A large contingent of emergency services is planned for the day. In addition to two Federal Police helicopters, two other Bundeswehr helicopters are to support the emergency services on site in extinguishing the fire. An additionally requested task force from Potsdam-Mittelmark should help.

“We hardly have any open flames left. The weather played into our hands a lot during the night,” said district fire chief Christian Liebe, according to the announcement. The goal is to extinguish the fire on Thursday. “Today we want to bring as much water into the area as possible. The weather conditions offer the best conditions for this: rain and cooler temperatures.

District Administrator Stephan Loge (SPD), who again got an idea on site, said: “We control the situation here with the forest fire in the Lieberoser Heide. We were able to consistently avoid evacuations from the neighboring towns.”

According to the Dahme-Spreewald district, 66 hectares of forest were affected by the fire on Wednesday, which corresponds to around 90 football pitches. The spokeswoman for the district said: “Rain would help”. There was no precipitation in the area on Wednesday.

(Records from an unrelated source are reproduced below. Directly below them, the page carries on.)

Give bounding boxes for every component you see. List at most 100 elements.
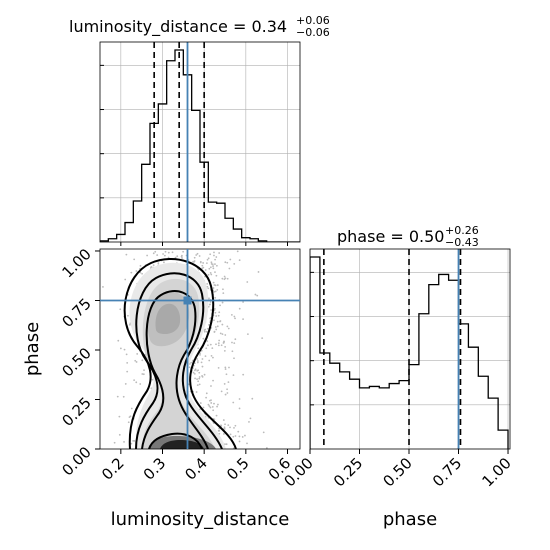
joint-sample-point: [141, 359, 144, 362]
joint-sample-point: [182, 250, 185, 253]
joint-sample-point: [223, 278, 226, 281]
hist-phase-grid: [309, 249, 510, 449]
joint-sample-point: [118, 433, 121, 436]
joint-sample-point: [233, 357, 235, 360]
joint-sample-point: [219, 332, 222, 335]
hist-luminosity-distance-marks: [100, 42, 300, 242]
joint-sample-point: [195, 391, 198, 393]
joint-sample-point: [238, 398, 241, 400]
joint-frame: [99, 248, 301, 450]
joint-sample-point: [218, 339, 221, 342]
joint-sample-point: [238, 435, 241, 438]
joint-sample-point: [217, 403, 219, 406]
joint-sample-point: [156, 254, 159, 256]
joint-sample-point: [126, 361, 129, 364]
phase-xtick-label: 0.50: [379, 454, 415, 490]
hist-luminosity-distance-panel: luminosity_distance = 0.34 +0.06 −0.06: [69, 14, 330, 246]
joint-sample-point: [230, 313, 233, 316]
joint-sample-point: [236, 250, 239, 253]
joint-sample-point: [197, 360, 199, 362]
joint-sample-point: [210, 385, 212, 387]
joint-sample-point: [224, 443, 226, 445]
joint-sample-point: [196, 358, 198, 360]
joint-sample-point: [215, 274, 218, 277]
joint-sample-point: [213, 418, 216, 421]
joint-sample-point: [238, 259, 241, 262]
joint-sample-point: [194, 377, 196, 380]
joint-sample-point: [193, 260, 196, 262]
joint-sample-point: [214, 271, 216, 274]
joint-sample-point: [212, 281, 215, 284]
joint-sample-point: [207, 257, 210, 260]
joint-sample-point: [193, 372, 196, 375]
joint-sample-point: [150, 265, 153, 268]
joint-sample-point: [210, 273, 213, 276]
joint-sample-point: [238, 407, 241, 410]
joint-sample-point: [194, 369, 196, 372]
joint-xtick-label: 0.3: [140, 454, 170, 484]
joint-sample-point: [214, 308, 216, 310]
joint-sample-point: [214, 263, 216, 265]
joint-sample-point: [215, 414, 218, 417]
joint-sample-point: [222, 292, 225, 295]
joint-sample-point: [251, 397, 254, 400]
joint-sample-point: [209, 272, 212, 274]
joint-sample-point: [141, 272, 143, 275]
joint-sample-point: [227, 424, 230, 426]
joint-sample-point: [198, 377, 201, 380]
joint-sample-point: [214, 311, 217, 314]
joint-sample-point: [212, 379, 214, 382]
joint-sample-point: [203, 329, 206, 331]
hist-luminosity-distance-frame: [99, 41, 301, 243]
joint-sample-point: [217, 342, 220, 345]
phase-xtick-label: 1.00: [478, 454, 514, 490]
joint-sample-point: [176, 255, 179, 258]
joint-sample-point: [248, 421, 250, 423]
joint-sample-point: [223, 340, 225, 343]
joint-sample-point: [223, 426, 226, 429]
joint-sample-point: [190, 361, 193, 364]
joint-sample-point: [207, 403, 210, 406]
hist-phase-title-sub: −0.43: [445, 236, 479, 249]
joint-sample-point: [206, 340, 209, 343]
joint-sample-point: [233, 342, 236, 345]
contour-level-2: [141, 290, 209, 449]
joint-sample-point: [123, 441, 125, 443]
joint-sample-point: [229, 258, 232, 261]
joint-sample-point: [242, 301, 244, 303]
joint-sample-point: [205, 396, 207, 399]
joint-sample-point: [117, 339, 120, 342]
joint-sample-point: [219, 320, 221, 323]
hist-phase-frame: [309, 248, 511, 450]
joint-sample-point: [130, 442, 133, 445]
joint-sample-point: [152, 264, 155, 266]
joint-sample-point: [215, 315, 218, 317]
joint-sample-point: [217, 366, 220, 369]
joint-sample-point: [198, 371, 201, 374]
joint-sample-point: [204, 275, 206, 278]
joint-sample-point: [217, 344, 220, 347]
joint-sample-point: [218, 252, 221, 254]
joint-sample-point: [226, 388, 228, 391]
joint-sample-point: [216, 405, 218, 408]
joint-sample-point: [215, 343, 217, 346]
joint-sample-point: [227, 381, 230, 383]
joint-sample-point: [212, 287, 215, 289]
joint-sample-point: [221, 333, 224, 336]
joint-sample-point: [221, 277, 224, 280]
joint-sample-point: [125, 253, 128, 256]
joint-sample-point: [238, 307, 241, 310]
joint-sample-point: [198, 255, 201, 257]
joint-xtick-label: 0.2: [98, 454, 128, 484]
joint-sample-point: [214, 258, 217, 261]
joint-sample-point: [202, 337, 205, 340]
joint-sample-point: [181, 257, 183, 259]
joint-sample-point: [205, 392, 208, 395]
joint-sample-point: [209, 406, 212, 409]
joint-sample-point: [229, 433, 232, 436]
joint-sample-point: [136, 353, 139, 355]
joint-sample-point: [171, 251, 174, 254]
joint-sample-point: [232, 447, 235, 449]
joint-sample-point: [216, 325, 219, 328]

The extinguishing work is difficult because of the persistent drought and the contaminated soil. The emergency services cannot enter the area because it is loaded with ammunition. Large forest fires had already raged in the nature reserve and former military training area in previous years.

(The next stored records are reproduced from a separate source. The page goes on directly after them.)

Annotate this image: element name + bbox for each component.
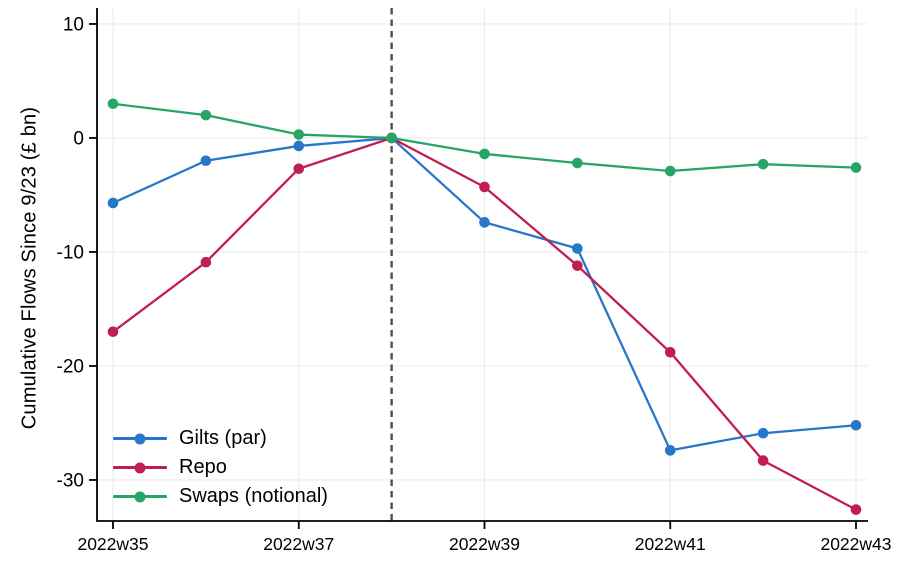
data-point [850, 419, 862, 431]
data-point [850, 504, 862, 515]
data-point [572, 157, 583, 169]
x-tick-label: 2022w39 [449, 534, 520, 554]
data-point [107, 98, 119, 110]
legend-label-repo: Repo [179, 456, 227, 478]
legend-line-marker-gilts [113, 433, 167, 444]
legend-dot-icon [134, 491, 146, 502]
data-point [479, 217, 490, 228]
x-tick-label: 2022w37 [263, 534, 334, 554]
data-point [107, 197, 119, 209]
legend-item-swaps: Swaps (notional) [113, 482, 328, 511]
data-point [386, 132, 397, 144]
data-point [757, 427, 769, 439]
legend-line-marker-repo [113, 462, 167, 473]
data-point [664, 346, 676, 358]
data-point [200, 155, 212, 167]
x-tick-label: 2022w41 [635, 534, 706, 554]
data-point [572, 243, 583, 254]
data-point [479, 181, 490, 193]
x-tick-label: 2022w43 [820, 534, 891, 554]
y-tick-label: 0 [73, 128, 84, 149]
legend-line-marker-swaps [113, 491, 167, 502]
y-tick-label: -10 [57, 242, 84, 263]
y-tick-label: -30 [57, 470, 84, 491]
data-point [664, 165, 676, 177]
legend-item-repo: Repo [113, 453, 328, 482]
data-point [200, 256, 212, 268]
data-point [107, 326, 119, 338]
data-point [293, 140, 305, 152]
data-point [200, 109, 212, 121]
axis-lines [96, 8, 868, 522]
data-point [664, 445, 676, 456]
data-point [850, 162, 862, 173]
y-axis-title: Cumulative Flows Since 9/23 (£ bn) [18, 106, 41, 430]
y-tick-label: 10 [63, 14, 84, 35]
data-point [757, 158, 769, 170]
data-point [293, 163, 305, 175]
data-point [757, 455, 769, 466]
legend: Gilts (par) Repo Swaps (notional) [113, 424, 328, 511]
x-tick-label: 2022w35 [77, 534, 148, 554]
legend-dot-icon [134, 433, 146, 444]
data-point [572, 260, 583, 271]
legend-item-gilts: Gilts (par) [113, 424, 328, 453]
data-point [479, 148, 490, 160]
legend-dot-icon [134, 462, 146, 473]
legend-label-gilts: Gilts (par) [179, 427, 267, 449]
y-tick-label: -20 [57, 356, 84, 377]
legend-label-swaps: Swaps (notional) [179, 485, 328, 507]
data-point [293, 129, 305, 140]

The police are also checking whether the forest fire may have been caused by negligent or intentional arson. There are no concrete findings on this, said a spokeswoman for the southern police department.

“The situation has developed dynamically over the course of the day. The shifting wind and the persistent drought are causing us difficulties. The condition of the path is also becoming increasingly difficult,” said district fire chief Christian Liebe on Tuesday evening.

After the forest fire broke out in the Lieberoser Heide in south-eastern Brandenburg, the fire brigade was prepared for a longer-lasting mission. Liebe said on Tuesday that, in his estimation, the firefighting would last at least until Wednesday. Rain is only announced for Thursday.

On Tuesday morning, the operations management had spoken of a 13-hectare fire area. District Administrator Stephan Loge, who got an idea of ​​the situation himself, said: “Experience over the past few years shows us that the fire is insidious due to the imponderables and the high level of drought.”

At the end of June 2019, a fire raged on 100 hectares of the former military training area in the Lieberoser Heide. It took a week for the fire to be extinguished. The danger there remains high with the great drought and the current temperatures. Forest fire warning level 4 is currently in effect in the Dahme-Spreewald district – the second highest.

In view of the forest fires in Brandenburg, Forestry and Climate Protection Minister Axel Vogel (Greens) called for the forest to be converted more quickly with significantly more deciduous trees. There are still 80 percent pine forests. “Bringing in deciduous trees is the order of the day,” said Vogel on Tuesday on RBB Inforadio.

A total of 600,000 hectares of coniferous forest would have to be converted, but it is currently less than 5,000 hectares per year. That’s not enough. The conversion must be done within a generation because of climate change, said Vogel. “Otherwise we might soon have no more forests in Brandenburg.” In total, Brandenburg has more than one million hectares of forest areas.

Vogel spoke of the fourth drought year in five years. So far, 755 hectares of forest have already burned down, but the forest fire season is only at the beginning. 80 percent of fires are caused by people, such as cigarettes or arson. In the meantime, however, the reporting system has been improved, most fires are discovered quickly and therefore remain very small.

The managing director of the Brandenburg Natural Landscape Foundation, Andreas Meißner, fears that the forest fire in the Lieberose Heide will cause permanent damage to animals and plants that are worthy of protection. “What is happening there hurts my soul,” said the moor expert from the German Press Agency in Potsdam. Habitat for rare plants and animal species as well as centuries-old moor history were lost. “This is an absolutely painful loss for me personally.”

The Brandenburg Natural Landscape Foundation says it is securing four former military training areas for nature conservation, including a 3,150-hectare area in the Lieberose Heide, where there is a fire in a moor area. In the area, there is a habitat that is particularly worthy of protection, with plant species such as rosemary heather and three rare sundew species, said Meißner.

According to the expert, as part of climate change with ever drier and hotter summers, the risk of fire is also increasing. “Burning bogs are a huge loss from an ecological point of view. If peat burns there, they lose centuries or even millennia of peat growth.” Peat can only develop if there is a sustained excess of water. It is also an important carbon dioxide store (CO2).